7.81 lb of 21% aluminium and 33.19 lb of 42% aluminium must be use to make 41 lb of a third alloy containing 38% aluminium.
Given:
one alloy containing 21 % aluminum and another containing 42% aluminum.
41 pounds of a third alloy containing 38 % aluminum.
Let x represents the quantity containing of alloy 21% aluminium
Let y represents the quantity containing 42% of alloy aluminium.
From the question;
x + y = 41 ----------------------------(1)
21%x + 42%y = 38% (41)
⇒0.21x + 0.42y = 15.58 ------------------------------------(2)

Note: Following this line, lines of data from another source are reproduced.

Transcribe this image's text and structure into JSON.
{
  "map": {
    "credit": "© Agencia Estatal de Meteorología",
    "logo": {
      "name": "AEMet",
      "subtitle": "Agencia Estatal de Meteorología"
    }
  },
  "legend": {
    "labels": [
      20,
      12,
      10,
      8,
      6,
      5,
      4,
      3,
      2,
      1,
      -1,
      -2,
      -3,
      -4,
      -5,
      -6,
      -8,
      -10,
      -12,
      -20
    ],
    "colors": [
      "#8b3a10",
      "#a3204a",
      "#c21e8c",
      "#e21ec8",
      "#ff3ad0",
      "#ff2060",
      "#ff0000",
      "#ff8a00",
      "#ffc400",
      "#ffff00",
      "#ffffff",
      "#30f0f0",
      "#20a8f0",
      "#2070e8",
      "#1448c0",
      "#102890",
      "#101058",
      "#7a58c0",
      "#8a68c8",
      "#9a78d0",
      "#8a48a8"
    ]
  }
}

We can now solve equation (1) and (2) using the substitution method
From equation (1);
x = 41 - y
Substitute into the equation equation and solve for y
0.21(41 - y) + 0.42y = 15.58
8.61 - 0.21y + 0.42y = 15.58
8.61 + 0.21y = 15.58
0.21y =6.97
Divide both-side by 0.21
y= 33.19
Substitute the value of y into x = 41 - y to deermine the x -value.
x = 41 - 33.19
x = 7.81
x=7.81 and y = 33.19
Hence, 7.81 lb of 21% aluminium and 33.19 lb of 42% aluminium must be use to make 41 lb of a third alloy containing 38% aluminium.